Saturday, November 4, 2017
Hong Kong (Hyatt Regency Chicago)

*Names in bold indicate Presenter

Matthew Baird1, Grant Martsolf1 and John O'Donnell2, (1)RAND Corporation, (2)University of Pittsburgh


In the United States, anesthesia can be delivered by either physician anesthesiologists or certified registered nurse anesthetists (CRNA). Anesthesiologists can deliver anesthesia independently or CRNAs can deliver anesthesia independently or under the direction or supervision of an anesthesiologist. The anesthesia delivery mode is determined by a mix of state, federal, health insurer, and health care organization policies and regulations. Each state establishes a scope of practice regulations that govern the care that CRNAs can provide without the direction or supervision of an anesthesiologist.

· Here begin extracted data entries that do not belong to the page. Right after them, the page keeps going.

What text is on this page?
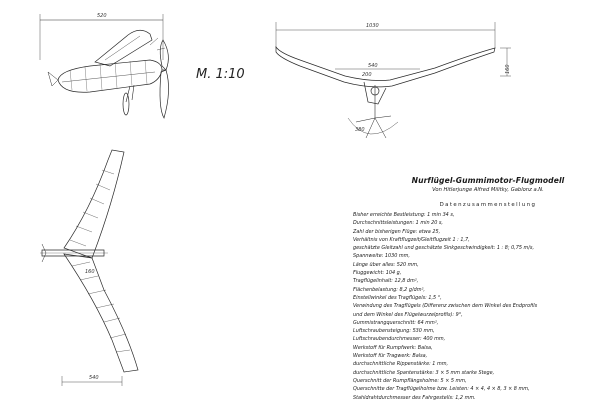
520
1030
540	160
200
380
540
160
M. 1:10
Nurflügel-Gummimotor-Flugmodell
Von Hitlerjunge Alfred Militky, Gablonz a.N.
Datenzusammenstellung
Bisher erreichte Bestleistung: 1 min 34 s,
Durchschnittsleistungen: 1 min 20 s,
Zahl der bisherigen Flüge: etwa 25,
Verhältnis von Kraftflugzeit/Gleitflugzeit 1 : 1,7,
geschätzte Gleitzahl und geschätzte Sinkgeschwindigkeit: 1 : 8; 0,75 m/s,
Spannweite: 1030 mm,
Länge über alles: 520 mm,
Fluggewicht: 104 g,
Tragflügelinhalt: 12,8 dm²,
Flächenbelastung: 8,2 g/dm²,
Einstellwinkel des Tragflügels: 1,5 °,
Verwindung des Tragflügels (Differenz zwischen dem Winkel des Endprofils
und dem Winkel des Flügelwurzelprofils): 9°,
Gummistrangquerschnitt: 64 mm²,
Luftschraubensteigung: 530 mm,
Luftschraubendurchmesser: 400 mm,
Werkstoff für Rumpfwerk: Balsa,
Werkstoff für Tragwerk: Balsa,
durchschnittliche Rippenstärke: 1 mm,
durchschnittliche Spantenstärke: 3 × 5 mm starke Stege,
Querschnitt der Rumpflängsholme: 5 × 5 mm,
Querschnitte der Tragflügelholme bzw. Leisten: 4 × 4, 4 × 8, 3 × 8 mm,
Stahldrahtdurchmesser des Fahrgestells: 1,2 mm.
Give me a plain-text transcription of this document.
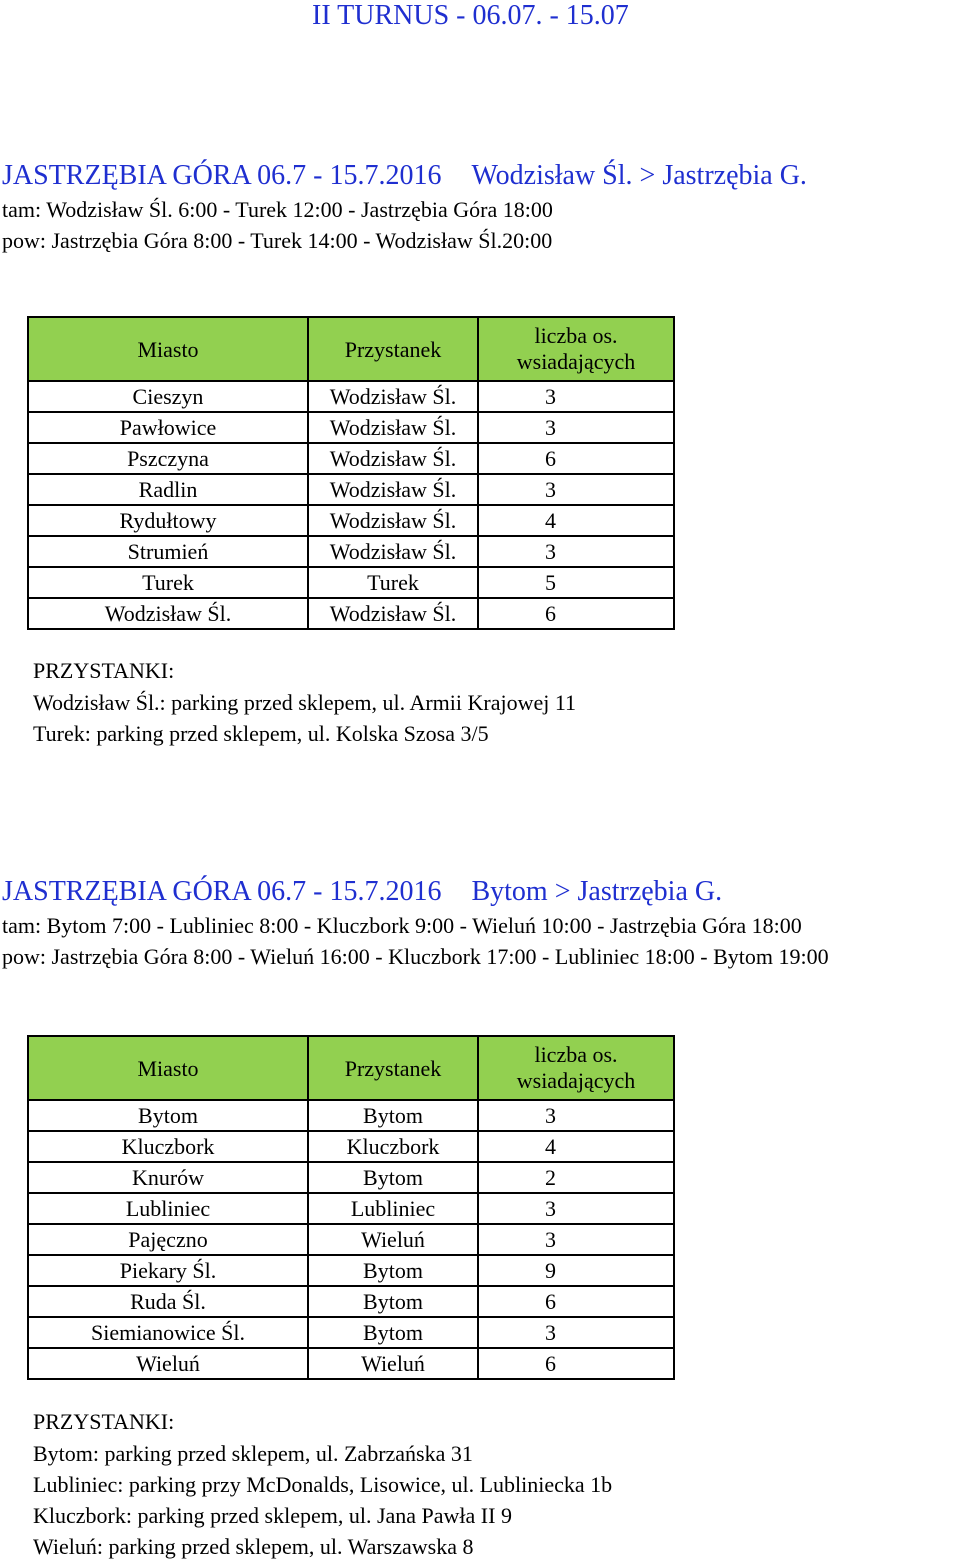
II TURNUS - 06.07. - 15.07
JASTRZĘBIA GÓRA 06.7 - 15.7.2016 Wodzisław Śl. > Jastrzębia G.
tam: Wodzisław Śl. 6:00 - Turek 12:00 - Jastrzębia Góra 18:00
pow: Jastrzębia Góra 8:00 - Turek 14:00 - Wodzisław Śl.20:00
Miasto	Przystanek	liczba os. wsiadających
Cieszyn	Wodzisław Śl.	3
Pawłowice	Wodzisław Śl.	3
Pszczyna	Wodzisław Śl.	6
Radlin	Wodzisław Śl.	3
Rydułtowy	Wodzisław Śl.	4
Strumień	Wodzisław Śl.	3
Turek	Turek	5
Wodzisław Śl.	Wodzisław Śl.	6
PRZYSTANKI:
Wodzisław Śl.: parking przed sklepem, ul. Armii Krajowej 11
Turek: parking przed sklepem, ul. Kolska Szosa 3/5
JASTRZĘBIA GÓRA 06.7 - 15.7.2016 Bytom > Jastrzębia G.
tam: Bytom 7:00 - Lubliniec 8:00 - Kluczbork 9:00 - Wieluń 10:00 - Jastrzębia Góra 18:00
pow: Jastrzębia Góra 8:00 - Wieluń 16:00 - Kluczbork 17:00 - Lubliniec 18:00 - Bytom 19:00
Miasto	Przystanek	liczba os. wsiadających
Bytom	Bytom	3
Kluczbork	Kluczbork	4
Knurów	Bytom	2
Lubliniec	Lubliniec	3
Pajęczno	Wieluń	3
Piekary Śl.	Bytom	9
Ruda Śl.	Bytom	6
Siemianowice Śl.	Bytom	3
Wieluń	Wieluń	6
PRZYSTANKI:
Bytom: parking przed sklepem, ul. Zabrzańska 31
Lubliniec: parking przy McDonalds, Lisowice, ul. Lubliniecka 1b
Kluczbork: parking przed sklepem, ul. Jana Pawła II 9
Wieluń: parking przed sklepem, ul. Warszawska 8
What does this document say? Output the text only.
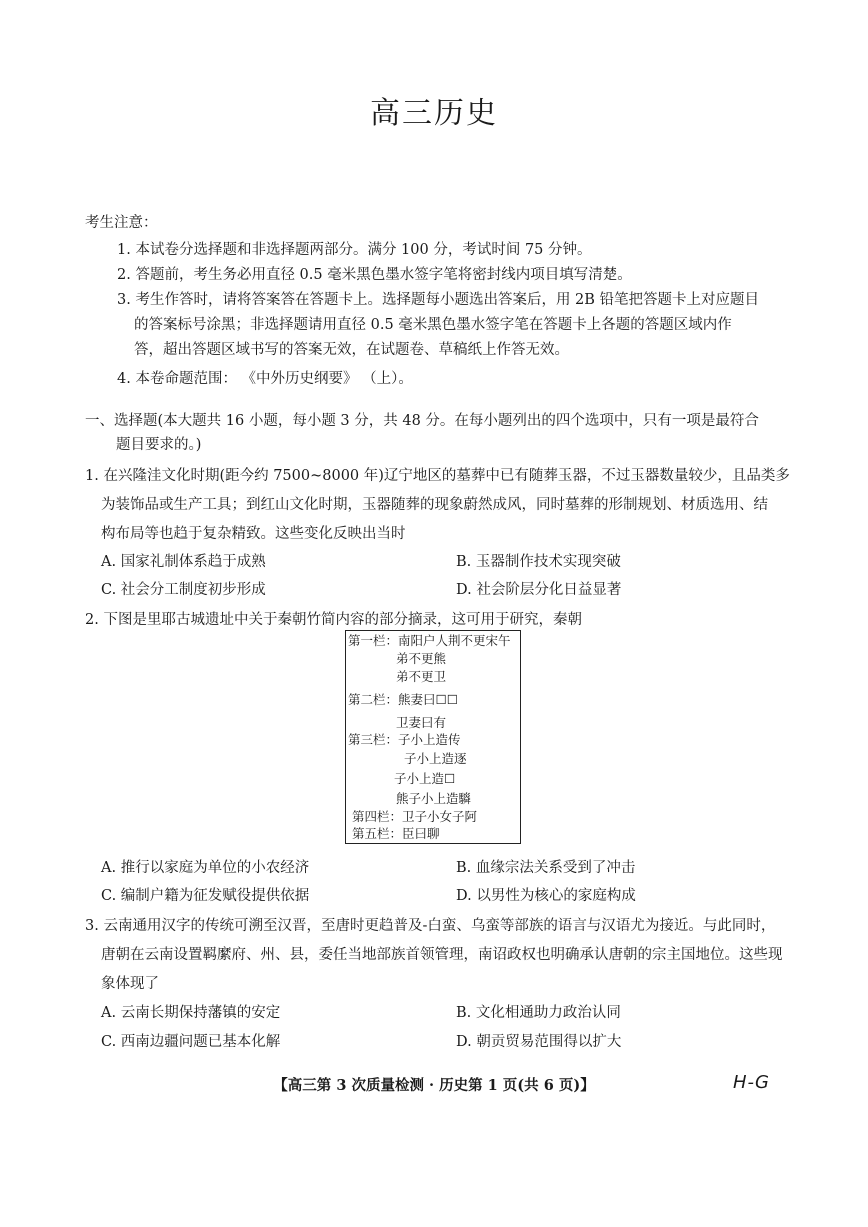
高三历史
考生注意：
1. 本试卷分选择题和非选择题两部分。满分 100 分，考试时间 75 分钟。
2. 答题前，考生务必用直径 0.5 毫米黑色墨水签字笔将密封线内项目填写清楚。
3. 考生作答时，请将答案答在答题卡上。选择题每小题选出答案后，用 2B 铅笔把答题卡上对应题目
的答案标号涂黑；非选择题请用直径 0.5 毫米黑色墨水签字笔在答题卡上各题的答题区域内作
答，超出答题区域书写的答案无效，在试题卷、草稿纸上作答无效。
4. 本卷命题范围： 《中外历史纲要》 （上）。
一、选择题(本大题共 16 小题，每小题 3 分，共 48 分。在每小题列出的四个选项中，只有一项是最符合
题目要求的。)
1. 在兴隆洼文化时期(距今约 7500~8000 年)辽宁地区的墓葬中已有随葬玉器，不过玉器数量较少，且品类多
为装饰品或生产工具；到红山文化时期，玉器随葬的现象蔚然成风，同时墓葬的形制规划、材质选用、结
构布局等也趋于复杂精致。这些变化反映出当时
A. 国家礼制体系趋于成熟	B. 玉器制作技术实现突破
C. 社会分工制度初步形成	D. 社会阶层分化日益显著
2. 下图是里耶古城遗址中关于秦朝竹简内容的部分摘录，这可用于研究，秦朝
第一栏：南阳户人荆不更宋午
弟不更熊
弟不更卫
第二栏：熊妻曰☐☐
卫妻曰有
第三栏：子小上造传
子小上造逐
子小上造☐
熊子小上造䮼
第四栏：卫子小女子阿
第五栏：臣曰聊
A. 推行以家庭为单位的小农经济	B. 血缘宗法关系受到了冲击
C. 编制户籍为征发赋役提供依据	D. 以男性为核心的家庭构成
3. 云南通用汉字的传统可溯至汉晋，至唐时更趋普及-白蛮、乌蛮等部族的语言与汉语尤为接近。与此同时，
唐朝在云南设置羁縻府、州、县，委任当地部族首领管理，南诏政权也明确承认唐朝的宗主国地位。这些现
象体现了
A. 云南长期保持藩镇的安定	B. 文化相通助力政治认同
C. 西南边疆问题已基本化解	D. 朝贡贸易范围得以扩大
【高三第 3 次质量检测 · 历史第 1 页(共 6 页)】	H-G
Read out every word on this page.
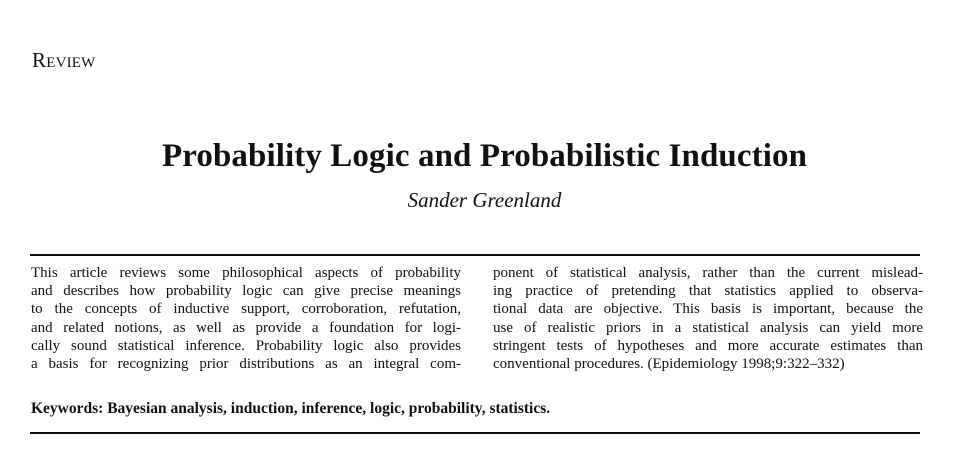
Review
Probability Logic and Probabilistic Induction
Sander Greenland
This article reviews some philosophical aspects of probability
and describes how probability logic can give precise meanings
to the concepts of inductive support, corroboration, refutation,
and related notions, as well as provide a foundation for logi-
cally sound statistical inference. Probability logic also provides
a basis for recognizing prior distributions as an integral com-
ponent of statistical analysis, rather than the current mislead-
ing practice of pretending that statistics applied to observa-
tional data are objective. This basis is important, because the
use of realistic priors in a statistical analysis can yield more
stringent tests of hypotheses and more accurate estimates than
conventional procedures. (Epidemiology 1998;9:322–332)
Keywords: Bayesian analysis, induction, inference, logic, probability, statistics.
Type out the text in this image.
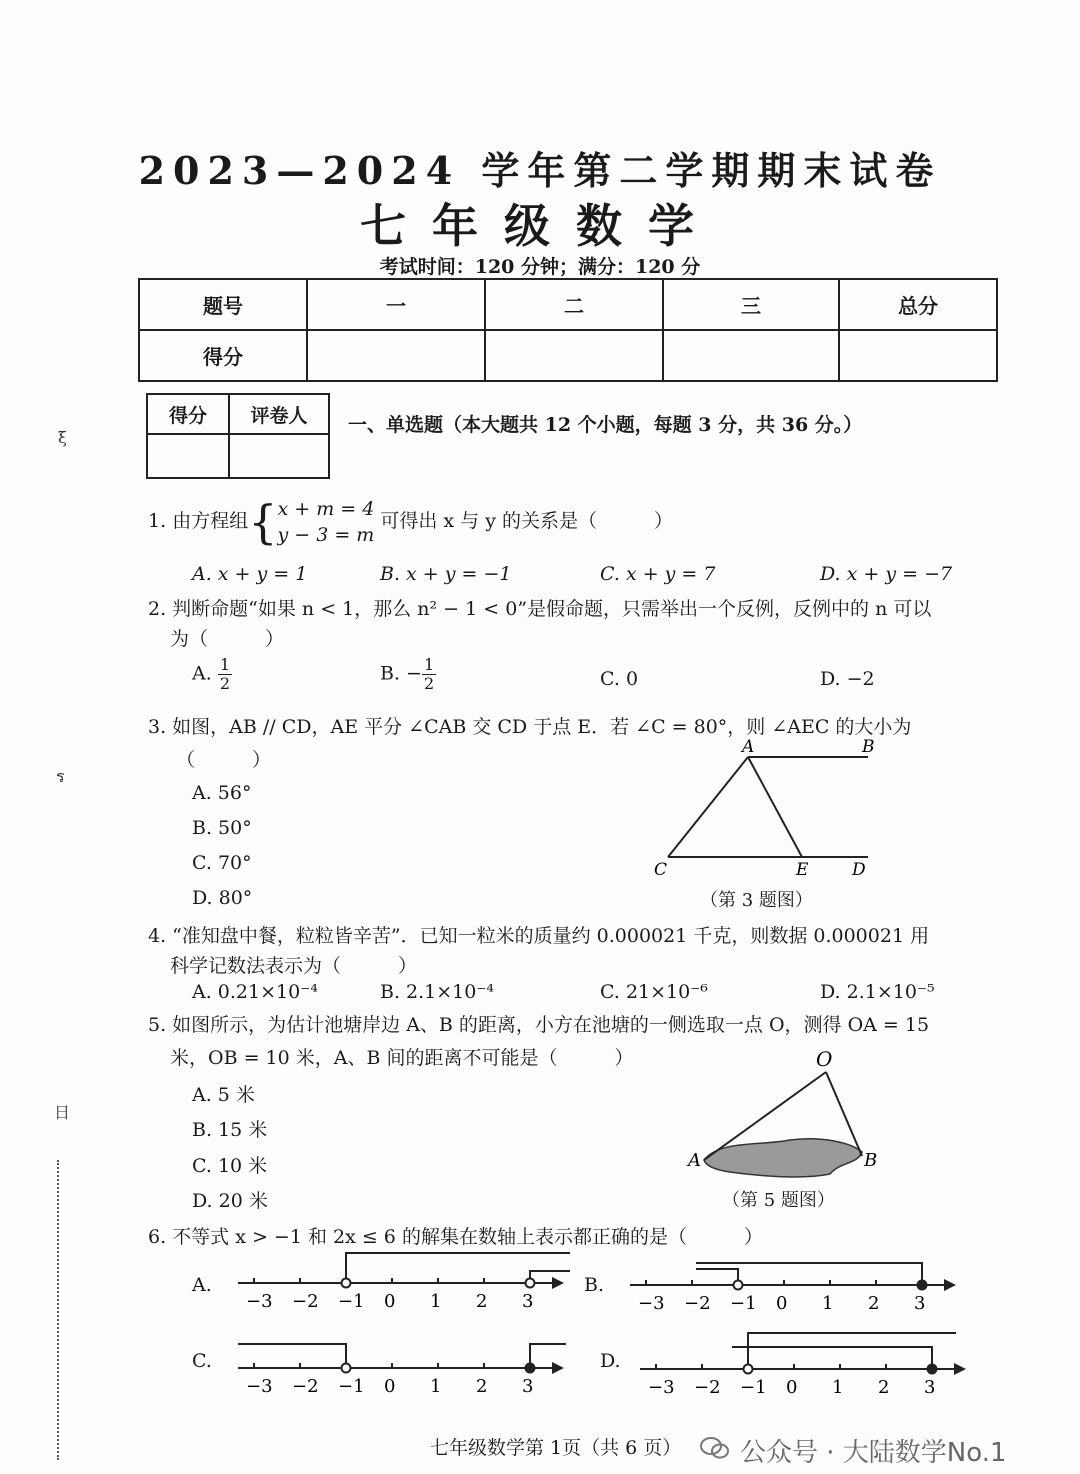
ξ
ร
日
2023—2024 学年第二学期期末试卷
七年级数学
考试时间：120 分钟；满分：120 分
题号	一	二	三	总分
得分				
得分	评卷人
	一、单选题（本大题共 12 个小题，每题 3 分，共 36 分。）
1. 由方程组{ x + m = 4
y − 3 = m
可得出 x 与 y 的关系是（　　　）
A. x + y = 1	B. x + y = −1	C. x + y = 7	D. x + y = −7
2. 判断命题“如果 n < 1，那么 n² − 1 < 0”是假命题，只需举出一个反例，反例中的 n 可以
为（　　　）
A. $\frac{1}{2}$	B. − $\frac{1}{2}$	C. 0	D. −2
3. 如图，AB // CD，AE 平分 ∠CAB 交 CD 于点 E．若 ∠C = 80°，则 ∠AEC 的大小为
（　　　）
A. 56°
B. 50°
C. 70°
D. 80°
A	B
C	E	D
（第 3 题图）
4. “准知盘中餐，粒粒皆辛苦”．已知一粒米的质量约 0.000021 千克，则数据 0.000021 用
科学记数法表示为（　　　）
A. 0.21×10⁻⁴	B. 2.1×10⁻⁴	C. 21×10⁻⁶	D. 2.1×10⁻⁵
5. 如图所示，为估计池塘岸边 A、B 的距离，小方在池塘的一侧选取一点 O，测得 OA = 15
米，OB = 10 米，A、B 间的距离不可能是（　　　）
A. 5 米
B. 15 米
C. 10 米
D. 20 米
O
A	B
（第 5 题图）
6. 不等式 x > −1 和 2x ≤ 6 的解集在数轴上表示都正确的是（　　　）
A.	B.
C.	D.
−3 −2 −1 0 1 2 3	−3 −2 −1 0 1 2 3
−3 −2 −1 0 1 2 3	−3 −2 −1 0 1 2 3
七年级数学第 1页（共 6 页） 公众号 · 大陆数学No.1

We use two surveys of anesthesiologists in the United States (first in 2007 and then in 2013) about their work patterns and employ a coarsened exact matching difference-in-difference estimator to examine the impact of states' opting out of a Medicaid requirement wherein CRNAs are not allowed to bill Medicare directly without the direct supervision by an anesthesiologist. We examine several work habits, including the types of cases the anesthesiologists work on. Among other things, we find that opting out is associated with anesthesiologists spending more time in surgery and less in post-op care, pain management care, and monitored anesthesia. In addition, their typical workload decreases as well. The opting-out and potentially increased scope of practice of CRNA's thus adjusts how anesthesiologists work in important ways.